La Commodity Futures Trading Commission des États-Unis a poursuivi mardi le Minnesota pour bloquer une nouvelle loi d'État qui criminalise les marchés de prédiction, intensifiant une guerre juridique entre les régulateurs fédéraux et les États sur le contrôle de cette industrie naissante. Cette mesure est intervenue quelques heures seulement après que le gouverneur Tim Walz a signé un projet de loi faisant de l'exploitation de plateformes comme Kalshi et Polymarket dans l'État un crime.
« Cette loi du Minnesota transforme du jour au lendemain des opérateurs et des participants légaux aux marchés de prédiction en criminels », a déclaré le président de la CFTC, Michael Selig, dans un communiqué. « Le gouverneur Walz a choisi de donner la priorité aux intérêts particuliers et de reléguer les agriculteurs et les innovateurs américains au second plan », a-t-il ajouté, notant que les agriculteurs utilisent depuis longtemps des dérivés météorologiques réglementés par le gouvernement fédéral pour couvrir les risques.
La loi du Minnesota, dont l'entrée en vigueur est prévue pour le 1er août, fait de la création, de l'exploitation ou de la publicité d'un marché de prédiction un crime. Le procès de la CFTC, déposé devant un tribunal fédéral, demande une injonction, arguant que la loi de l'État est préemptée par le Commodity Exchange Act, qui donne à l'agence une compétence exclusive sur de tels marchés.
Le conflit ouvre la voie à une bataille juridique prolongée qui pourrait atteindre la Cour suprême, définissant l'avenir d'un secteur en pleine croissance qui permet de parier sur tout, des sports et des élections aux conflits militaires. Le résultat déterminera si les marchés de prédiction sont réglementés comme un produit financier par le gouvernement fédéral ou comme des jeux d'argent au cas par cas par les États.

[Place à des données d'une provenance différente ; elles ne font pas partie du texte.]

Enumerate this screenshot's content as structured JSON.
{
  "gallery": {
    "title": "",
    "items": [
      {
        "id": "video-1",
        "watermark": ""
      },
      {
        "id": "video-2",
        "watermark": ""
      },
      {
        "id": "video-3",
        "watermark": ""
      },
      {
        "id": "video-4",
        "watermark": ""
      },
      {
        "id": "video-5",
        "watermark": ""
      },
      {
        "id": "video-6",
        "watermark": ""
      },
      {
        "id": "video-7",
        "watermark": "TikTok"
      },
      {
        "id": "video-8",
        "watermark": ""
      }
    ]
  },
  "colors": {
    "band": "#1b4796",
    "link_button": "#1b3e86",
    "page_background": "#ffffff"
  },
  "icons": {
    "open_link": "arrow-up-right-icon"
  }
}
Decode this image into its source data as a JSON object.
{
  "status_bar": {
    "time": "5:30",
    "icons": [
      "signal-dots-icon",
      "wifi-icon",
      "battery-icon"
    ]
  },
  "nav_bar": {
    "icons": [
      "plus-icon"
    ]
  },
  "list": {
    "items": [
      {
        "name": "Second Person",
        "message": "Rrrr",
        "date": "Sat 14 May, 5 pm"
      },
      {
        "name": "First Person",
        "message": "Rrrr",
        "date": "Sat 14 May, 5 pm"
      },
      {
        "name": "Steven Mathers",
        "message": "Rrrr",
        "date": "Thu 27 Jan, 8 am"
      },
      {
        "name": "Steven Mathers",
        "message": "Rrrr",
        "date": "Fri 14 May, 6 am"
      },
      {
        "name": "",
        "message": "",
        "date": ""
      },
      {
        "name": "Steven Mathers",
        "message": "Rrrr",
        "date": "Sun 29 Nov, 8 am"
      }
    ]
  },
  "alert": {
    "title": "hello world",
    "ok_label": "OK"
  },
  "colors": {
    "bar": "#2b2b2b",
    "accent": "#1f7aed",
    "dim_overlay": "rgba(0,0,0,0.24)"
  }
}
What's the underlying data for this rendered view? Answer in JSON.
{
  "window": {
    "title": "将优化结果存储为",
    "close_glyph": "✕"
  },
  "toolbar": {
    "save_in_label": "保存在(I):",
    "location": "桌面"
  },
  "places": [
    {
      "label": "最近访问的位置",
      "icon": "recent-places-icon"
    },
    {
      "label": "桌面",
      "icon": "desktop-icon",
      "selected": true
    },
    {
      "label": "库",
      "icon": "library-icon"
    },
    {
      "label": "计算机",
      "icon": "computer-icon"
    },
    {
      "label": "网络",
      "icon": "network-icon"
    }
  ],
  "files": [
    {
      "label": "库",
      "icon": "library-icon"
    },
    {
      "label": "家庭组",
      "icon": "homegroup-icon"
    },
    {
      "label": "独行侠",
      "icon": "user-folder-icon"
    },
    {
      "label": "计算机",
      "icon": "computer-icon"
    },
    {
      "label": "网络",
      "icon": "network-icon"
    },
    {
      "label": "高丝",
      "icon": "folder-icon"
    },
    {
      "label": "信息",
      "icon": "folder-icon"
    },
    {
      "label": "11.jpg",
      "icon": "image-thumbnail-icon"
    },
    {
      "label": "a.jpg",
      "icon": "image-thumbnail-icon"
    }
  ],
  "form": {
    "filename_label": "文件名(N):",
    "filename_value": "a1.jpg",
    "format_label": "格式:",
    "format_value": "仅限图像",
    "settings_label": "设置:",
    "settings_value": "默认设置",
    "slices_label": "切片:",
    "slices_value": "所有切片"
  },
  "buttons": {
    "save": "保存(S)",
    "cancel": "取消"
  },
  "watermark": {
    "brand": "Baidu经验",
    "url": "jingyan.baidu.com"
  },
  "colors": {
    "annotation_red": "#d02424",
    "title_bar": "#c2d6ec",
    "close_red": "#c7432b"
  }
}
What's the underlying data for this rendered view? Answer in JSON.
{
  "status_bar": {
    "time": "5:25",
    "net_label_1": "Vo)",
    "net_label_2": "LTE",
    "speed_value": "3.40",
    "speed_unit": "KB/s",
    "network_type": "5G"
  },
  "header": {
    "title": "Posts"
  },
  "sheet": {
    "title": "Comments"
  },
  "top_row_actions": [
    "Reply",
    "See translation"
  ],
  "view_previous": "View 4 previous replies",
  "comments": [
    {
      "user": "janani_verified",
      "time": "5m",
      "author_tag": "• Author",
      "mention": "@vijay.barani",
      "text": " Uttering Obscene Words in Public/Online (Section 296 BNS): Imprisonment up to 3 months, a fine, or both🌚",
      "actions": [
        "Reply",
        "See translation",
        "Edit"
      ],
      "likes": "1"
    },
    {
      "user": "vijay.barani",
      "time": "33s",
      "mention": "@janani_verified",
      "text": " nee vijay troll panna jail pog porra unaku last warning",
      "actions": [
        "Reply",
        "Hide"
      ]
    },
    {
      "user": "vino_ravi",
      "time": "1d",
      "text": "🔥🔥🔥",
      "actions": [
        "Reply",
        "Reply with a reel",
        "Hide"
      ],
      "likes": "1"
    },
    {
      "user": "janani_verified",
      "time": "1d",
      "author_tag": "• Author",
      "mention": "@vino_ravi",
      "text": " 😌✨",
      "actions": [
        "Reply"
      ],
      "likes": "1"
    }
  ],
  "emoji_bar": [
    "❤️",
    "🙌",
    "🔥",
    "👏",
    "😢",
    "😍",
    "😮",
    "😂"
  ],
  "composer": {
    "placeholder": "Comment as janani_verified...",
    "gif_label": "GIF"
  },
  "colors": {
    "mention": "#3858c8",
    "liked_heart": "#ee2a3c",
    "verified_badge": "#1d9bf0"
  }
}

La loi du Minnesota déclenche une contestation fédérale immédiate
La législation du Minnesota, qui fait partie d'un projet de loi plus large sur la sécurité publique (SF 4760), définit les marchés de prédiction de manière large pour inclure tout système de pari sur l'issue future d'événements spécifiés. La loi énumère explicitement les sports, les guerres, les élections, les affaires judiciaires et les conditions météorologiques comme types d'événements interdits.
Dans sa plainte, la CFTC a soutenu que « cette incursion flagrante et sans précédent dans la sphère réglementaire exclusive de la Commission doit faire l'objet d'une injonction préliminaire et permanente ». Le procureur général du Minnesota, Keith Ellison, a déclaré que son bureau défendrait la loi, exprimant ses inquiétudes quant au fait que les marchés de prédiction sont « conçus pour être addictifs et s'attaquent particulièrement aux jeunes et aux personnes à faible revenu ».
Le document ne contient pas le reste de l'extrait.